Ma nel capitolo discografico che ci accingiamo a trattare oggi, la componente goth rock la fa ancora da padrona tanto che il suo fragore rasenta spesso il metal, non tanto per lo stile con cui è suonata (assolutamente lontano da ogni contaminazione strutturale) ma per il potente impatto che songs come l'opener "The night before", "Spirits" o la splendida "Splendor in the grass" sanno regalare.

"Organic but not mental" è concepito come un sapiente alternarsi tra brani diciamo più "tradizionali" (vedi sopra) e languide suite ambientali/orchestrali come "Danger crowl on mosaic" o "Fragance", per niente noiose, autoreferenziali o peggio pacchiane, nelle quali, viceversa risulta ancora maggiore la sensazione di putrido e psicologicamente malato che facilmente si evince leggendo le folli ed autolesioniste lyrics (come vedremo più oltre). Il tutto condito con abbondati dosi di elettronica (e qui l'influenza di David Gahan e soci comincia a farsi sentire), synth, rumorismo di natura quasi industriale ma mai cacofonico, sample anche cinematografici ("Silent Cries", breve brano davvero ficcante) e una notevole propensione alla melodia drammatica ed evocativa, teatrale ed assai tetra.

Altra particolarità è l'uso di un batterista "umano" (tal Henry Kincet) affiancato da percussioni campionate, che grazie ad una sapiente opera di mixaggio sembrano perfettamente interpolarsi.

La voce un po' fanciullesca e nasale di Gregg Anthe (vedasi "Narcissus Methamorphosys" e "Dreams are Gone") ricorda un po' Damon Albarn dei Blur di "Think Tank" mentre tonalità profonde, androgine ed assai languide caratterizzano le suite su cui Emmanuell D presta la sua davvero caratteristica voce (nulla a che vedere con qualsiasi altra cantante femminile del panorama dark/goth/rock e metal, a mio avviso)

Come detto prima altro punto forte, in tutti i sensi, sono i testi: l'album si presenta come un viaggio introspettivo alla scoperta del proprio corpo tramite un'ingenua/lucida curiosità che porta l'autrice Emmanuell D. direttamente a raccontare pratiche chirurgiche d'ispezione, per meglio comprendere i nascosti meccanismi che permettono a alla mente e al corpo di lavorare in modalità simbiotica od asincrona (da qui il titolo dell'album).

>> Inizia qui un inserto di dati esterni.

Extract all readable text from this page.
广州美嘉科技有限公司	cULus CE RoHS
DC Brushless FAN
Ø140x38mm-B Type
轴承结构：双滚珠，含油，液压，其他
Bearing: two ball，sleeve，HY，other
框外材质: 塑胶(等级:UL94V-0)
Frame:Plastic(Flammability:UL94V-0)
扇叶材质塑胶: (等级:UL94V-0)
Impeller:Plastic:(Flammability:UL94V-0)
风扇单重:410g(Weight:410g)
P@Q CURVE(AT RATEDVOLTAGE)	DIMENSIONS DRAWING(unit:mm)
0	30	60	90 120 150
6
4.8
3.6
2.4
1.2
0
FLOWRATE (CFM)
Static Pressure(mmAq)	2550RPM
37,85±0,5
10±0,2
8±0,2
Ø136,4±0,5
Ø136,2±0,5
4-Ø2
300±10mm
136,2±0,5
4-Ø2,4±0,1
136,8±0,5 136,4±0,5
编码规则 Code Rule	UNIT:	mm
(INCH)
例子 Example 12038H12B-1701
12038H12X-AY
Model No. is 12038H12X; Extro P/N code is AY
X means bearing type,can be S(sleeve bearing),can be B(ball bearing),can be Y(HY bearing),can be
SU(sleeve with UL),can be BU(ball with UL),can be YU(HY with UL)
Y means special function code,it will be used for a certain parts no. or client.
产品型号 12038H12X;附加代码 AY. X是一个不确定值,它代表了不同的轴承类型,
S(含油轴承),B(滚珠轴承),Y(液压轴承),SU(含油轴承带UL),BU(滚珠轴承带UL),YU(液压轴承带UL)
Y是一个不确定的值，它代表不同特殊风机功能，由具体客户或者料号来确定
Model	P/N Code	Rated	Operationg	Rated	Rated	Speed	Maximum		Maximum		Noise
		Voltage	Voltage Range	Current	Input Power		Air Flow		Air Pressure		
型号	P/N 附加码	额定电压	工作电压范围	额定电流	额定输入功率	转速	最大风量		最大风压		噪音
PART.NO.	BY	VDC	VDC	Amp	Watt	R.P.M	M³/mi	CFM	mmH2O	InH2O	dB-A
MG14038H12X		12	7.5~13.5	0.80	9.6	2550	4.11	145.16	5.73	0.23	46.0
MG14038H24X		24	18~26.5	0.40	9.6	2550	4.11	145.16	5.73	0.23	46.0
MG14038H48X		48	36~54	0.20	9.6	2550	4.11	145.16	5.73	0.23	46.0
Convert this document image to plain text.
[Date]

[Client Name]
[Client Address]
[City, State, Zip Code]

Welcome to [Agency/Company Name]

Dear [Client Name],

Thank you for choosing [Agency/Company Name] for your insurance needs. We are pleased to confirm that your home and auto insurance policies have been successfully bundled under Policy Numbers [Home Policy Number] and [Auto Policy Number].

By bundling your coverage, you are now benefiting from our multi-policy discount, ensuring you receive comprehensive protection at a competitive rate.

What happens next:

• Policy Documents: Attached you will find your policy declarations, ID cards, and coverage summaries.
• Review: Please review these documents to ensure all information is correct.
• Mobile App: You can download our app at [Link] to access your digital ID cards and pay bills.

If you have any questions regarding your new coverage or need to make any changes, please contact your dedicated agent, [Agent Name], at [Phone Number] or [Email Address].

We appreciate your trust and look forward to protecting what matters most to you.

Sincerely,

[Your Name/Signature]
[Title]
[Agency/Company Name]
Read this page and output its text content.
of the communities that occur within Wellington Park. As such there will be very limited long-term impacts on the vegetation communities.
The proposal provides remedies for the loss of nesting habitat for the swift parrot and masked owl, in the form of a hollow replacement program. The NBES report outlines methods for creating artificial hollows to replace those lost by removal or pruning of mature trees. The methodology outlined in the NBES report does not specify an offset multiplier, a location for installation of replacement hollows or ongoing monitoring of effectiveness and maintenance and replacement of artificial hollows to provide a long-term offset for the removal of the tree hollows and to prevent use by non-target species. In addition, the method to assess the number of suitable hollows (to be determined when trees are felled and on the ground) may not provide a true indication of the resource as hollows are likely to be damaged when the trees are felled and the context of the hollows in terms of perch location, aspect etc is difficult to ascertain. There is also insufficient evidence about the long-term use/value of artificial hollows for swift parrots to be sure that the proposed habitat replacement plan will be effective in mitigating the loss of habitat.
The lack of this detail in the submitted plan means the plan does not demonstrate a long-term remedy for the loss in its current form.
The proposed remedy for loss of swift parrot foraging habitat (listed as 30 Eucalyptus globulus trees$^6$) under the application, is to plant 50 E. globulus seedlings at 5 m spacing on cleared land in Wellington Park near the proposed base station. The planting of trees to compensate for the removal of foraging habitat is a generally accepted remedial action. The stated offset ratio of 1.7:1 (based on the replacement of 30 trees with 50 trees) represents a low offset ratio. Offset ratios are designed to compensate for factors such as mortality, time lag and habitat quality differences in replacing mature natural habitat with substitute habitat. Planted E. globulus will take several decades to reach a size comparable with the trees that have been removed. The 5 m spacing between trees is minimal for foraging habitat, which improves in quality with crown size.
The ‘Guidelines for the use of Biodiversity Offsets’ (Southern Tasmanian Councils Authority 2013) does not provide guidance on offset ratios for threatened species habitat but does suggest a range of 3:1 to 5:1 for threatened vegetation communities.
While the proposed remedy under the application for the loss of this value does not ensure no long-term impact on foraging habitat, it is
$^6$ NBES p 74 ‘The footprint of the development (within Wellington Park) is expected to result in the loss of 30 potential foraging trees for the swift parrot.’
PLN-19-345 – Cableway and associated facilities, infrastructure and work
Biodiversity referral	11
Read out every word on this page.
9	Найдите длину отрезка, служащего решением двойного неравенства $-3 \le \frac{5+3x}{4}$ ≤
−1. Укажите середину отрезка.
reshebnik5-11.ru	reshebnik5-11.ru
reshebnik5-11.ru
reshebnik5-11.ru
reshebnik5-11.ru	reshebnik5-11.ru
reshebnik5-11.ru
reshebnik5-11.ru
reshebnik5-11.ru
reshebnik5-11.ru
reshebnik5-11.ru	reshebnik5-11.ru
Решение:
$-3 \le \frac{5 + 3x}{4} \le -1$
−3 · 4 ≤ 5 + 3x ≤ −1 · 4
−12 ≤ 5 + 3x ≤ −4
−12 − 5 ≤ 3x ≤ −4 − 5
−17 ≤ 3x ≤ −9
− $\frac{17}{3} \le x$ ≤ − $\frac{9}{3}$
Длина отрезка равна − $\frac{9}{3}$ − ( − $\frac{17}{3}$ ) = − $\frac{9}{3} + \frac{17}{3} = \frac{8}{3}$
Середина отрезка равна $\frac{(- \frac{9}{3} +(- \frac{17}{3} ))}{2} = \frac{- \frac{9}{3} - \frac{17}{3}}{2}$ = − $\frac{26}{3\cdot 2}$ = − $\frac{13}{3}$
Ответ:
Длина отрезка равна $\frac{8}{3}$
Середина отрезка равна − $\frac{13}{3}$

Il tutto raccontato con estremo animo poetico senza mai trascendere in trattati di patologia alla Carcass.

In definitiva questo "Organic but not mental", non presenta punti deboli o momenti di calo nessun suo aspetto, dall'interessante artwork, alla musica, fino ai testi.

Per chi non li ha mai sentiti, consiglio un ascolto, per chi li conosce solo di nome o per altri lavori, dico loro di procurarsi questo album dal valore intrinseco elevatissimo.